How to write Selenium to press the load "50 More" button in IMDB until all data is shown

82 Views Asked by At

I'm trying to scrape data from IMDB for some analysis. I'm new to Python and Selenium.

What I hope to achieve is to let Selenium click on the load "50 more" button at the bottom of the page until all the data is loaded properly. Right now it doesn't do anything.

This is the URL I wish to do it on:

https://www.imdb.com/search/title/?title_type=tv_series&release_date=2016-01-01,2024-12-01&sort=release_date,desc&countries=KR

This is my current code:

from selenium import webdriver
from selenium.webdriver.common.by import By
from selenium.webdriver.support.ui import WebDriverWait
from selenium.webdriver.support import expected_conditions as EC

url = "https://www.imdb.com/search/title/?title_type=tv_series&release_date=2016-01-01,2024-12-01&sort=release_date,desc&countries=KR"

driver = webdriver.Chrome()
driver.get(url)

try:
    while True:
        try:
            # Wait for the "Load More" button to be clickable
            more_button = WebDriverWait(driver, 10).until(
            EC.element_to_be_clickable((By.XPATH, '//button[contains(@class, "ipc-see-more__button")]'))
            )

            # Click on the "Load More" button
            more_button.click()

            # Wait for some time to allow the page to load more data
            driver.implicitly_wait(5)

        except TimeoutException:
            # If the "Load More" button is not found, break out of the loop
            break

finally:
    # Close the webdriver
    driver.quit()

I'm not sure if the XPATH and classes are correct but I have tried multiple variations with no success.

I used the following class name before:

more_button = WebDriverWait(driver, 10).until(
        EC.element_to_be_clickable((By.CLASS_NAME, "ipc-see-more__text"))
)

I'm expecting to make Selenium click on the load 50 More button until it can't find any more to press. Hence making all the data available in 1 page.

1

There are 1 best solutions below

0
sashkins On

You have a number of total movies on the screen, so you can use it to figure out how many iterations you need.

Then you can start a loop with X iterations, where X is the total number of movies, and collect the data from visible elements while expanding 50 more records until all records are collected.

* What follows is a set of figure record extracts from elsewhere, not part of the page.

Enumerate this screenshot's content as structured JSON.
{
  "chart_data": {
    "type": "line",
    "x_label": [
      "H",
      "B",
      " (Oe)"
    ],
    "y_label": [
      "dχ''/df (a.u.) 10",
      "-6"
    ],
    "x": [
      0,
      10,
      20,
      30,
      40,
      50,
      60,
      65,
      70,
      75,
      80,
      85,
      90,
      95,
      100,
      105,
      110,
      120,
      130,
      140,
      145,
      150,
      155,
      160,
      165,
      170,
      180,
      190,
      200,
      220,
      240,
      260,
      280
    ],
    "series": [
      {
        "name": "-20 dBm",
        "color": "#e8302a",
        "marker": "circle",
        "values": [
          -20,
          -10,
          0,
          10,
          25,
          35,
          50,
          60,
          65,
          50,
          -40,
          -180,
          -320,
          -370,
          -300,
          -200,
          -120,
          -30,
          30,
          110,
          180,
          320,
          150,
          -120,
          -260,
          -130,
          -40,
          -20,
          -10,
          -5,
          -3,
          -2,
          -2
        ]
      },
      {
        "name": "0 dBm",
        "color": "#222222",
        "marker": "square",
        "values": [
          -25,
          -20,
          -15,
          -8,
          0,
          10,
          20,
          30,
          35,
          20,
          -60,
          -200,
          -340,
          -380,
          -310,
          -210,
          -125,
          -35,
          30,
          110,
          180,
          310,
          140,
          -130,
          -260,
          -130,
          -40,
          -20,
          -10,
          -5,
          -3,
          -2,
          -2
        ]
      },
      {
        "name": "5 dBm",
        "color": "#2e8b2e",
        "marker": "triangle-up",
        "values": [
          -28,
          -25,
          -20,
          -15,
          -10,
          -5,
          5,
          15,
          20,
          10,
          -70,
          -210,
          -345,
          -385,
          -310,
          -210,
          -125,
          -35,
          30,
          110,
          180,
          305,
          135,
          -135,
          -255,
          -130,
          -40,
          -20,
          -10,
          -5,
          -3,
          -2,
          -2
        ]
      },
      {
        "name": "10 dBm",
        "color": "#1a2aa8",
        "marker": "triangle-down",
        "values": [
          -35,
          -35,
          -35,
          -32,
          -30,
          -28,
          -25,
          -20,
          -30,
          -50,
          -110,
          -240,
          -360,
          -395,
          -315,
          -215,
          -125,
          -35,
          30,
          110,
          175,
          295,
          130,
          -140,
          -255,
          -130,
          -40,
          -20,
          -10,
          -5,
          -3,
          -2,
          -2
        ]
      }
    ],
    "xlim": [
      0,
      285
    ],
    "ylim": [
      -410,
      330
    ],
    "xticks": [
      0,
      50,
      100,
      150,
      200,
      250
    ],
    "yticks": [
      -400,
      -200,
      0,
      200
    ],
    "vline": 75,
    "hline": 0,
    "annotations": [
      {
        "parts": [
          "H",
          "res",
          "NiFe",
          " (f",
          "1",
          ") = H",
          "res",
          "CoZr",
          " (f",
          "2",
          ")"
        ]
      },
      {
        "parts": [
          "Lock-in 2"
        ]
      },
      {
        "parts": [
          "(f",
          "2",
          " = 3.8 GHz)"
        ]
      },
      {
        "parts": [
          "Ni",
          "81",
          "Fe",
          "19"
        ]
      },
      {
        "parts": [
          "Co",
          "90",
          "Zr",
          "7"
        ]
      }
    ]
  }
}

The following code works for me:

from selenium import webdriver
from selenium.common import TimeoutException
from selenium.webdriver.common.by import By
from selenium.webdriver.support import expected_conditions as EC
from selenium.webdriver.support.wait import WebDriverWait

driver = webdriver.Chrome()
driver.maximize_window()
wait = WebDriverWait(driver, 10)
short_wait = WebDriverWait(driver, 5)

try:
    driver.get(
        "https://www.imdb.com/search/title/?title_type=tv_series&release_date=2016-01-01,2024-12-01&sort=release_date,desc&countries=KR"
    )

    # get number of movies
    num_line = wait.until(EC.visibility_of_element_located(
        (By.XPATH, "//div[contains(@class, 'ipc-page-grid__item')]/div[contains(text(), ' of ')]"))
    ).text.split("of")[1].replace(",", "").strip()
    num_str = ""
    for char in num_line:
        if not char.isdigit():
            break
        num_str += char
    total_num = int(num_str)

    # collect movies
    iteration = 0
    last_movie_index = 0
    collected_movies = []
    while len(collected_movies) != total_num:
        if iteration > (total_num / 50) + 1:
            raise RuntimeError("Too many iterations")

        displayed_movies = wait.until(EC.visibility_of_all_elements_located(
            (By.XPATH, "//li[contains(@class, 'ipc-metadata-list-summary-item')]")
        ))
        for i in range(last_movie_index, len(displayed_movies)):
            el = wait.until(
                EC.visibility_of_element_located(
                    (By.XPATH, f"(//li[contains(@class, 'ipc-metadata-list-summary-item')])[{i + 1}]")
                )
            )

            # your parsing logic goes here
            # your parsing logic goes here
            # your parsing logic goes here

            name = el.find_element(By.XPATH, './/h3').text
            collected_movies.append(name)
            print("Collected:", name)

        # click show more (if needed)
        last_movie_index = len(collected_movies)
        if last_movie_index != total_num:
            try:
                show_more_btn = wait.until(EC.element_to_be_clickable(
                    (By.XPATH, f"//button[contains(@class, 'ipc-see-more__button')]")
                ))
                driver.execute_script("arguments[0].click();", show_more_btn)
                wait.until(EC.invisibility_of_element_located(
                    (By.XPATH, f"//button[contains(@class, 'ipc-see-more__button') and @disabled]")
                ))
                driver.execute_script("window.scrollTo(0, document.body.scrollHeight);")
            except TimeoutException:
                pass

        iteration += 1
finally:
    driver.quit()

However, I'd recommend you learn about GraphQL in order to use requests for your scrapping (it will be much faster than using UI).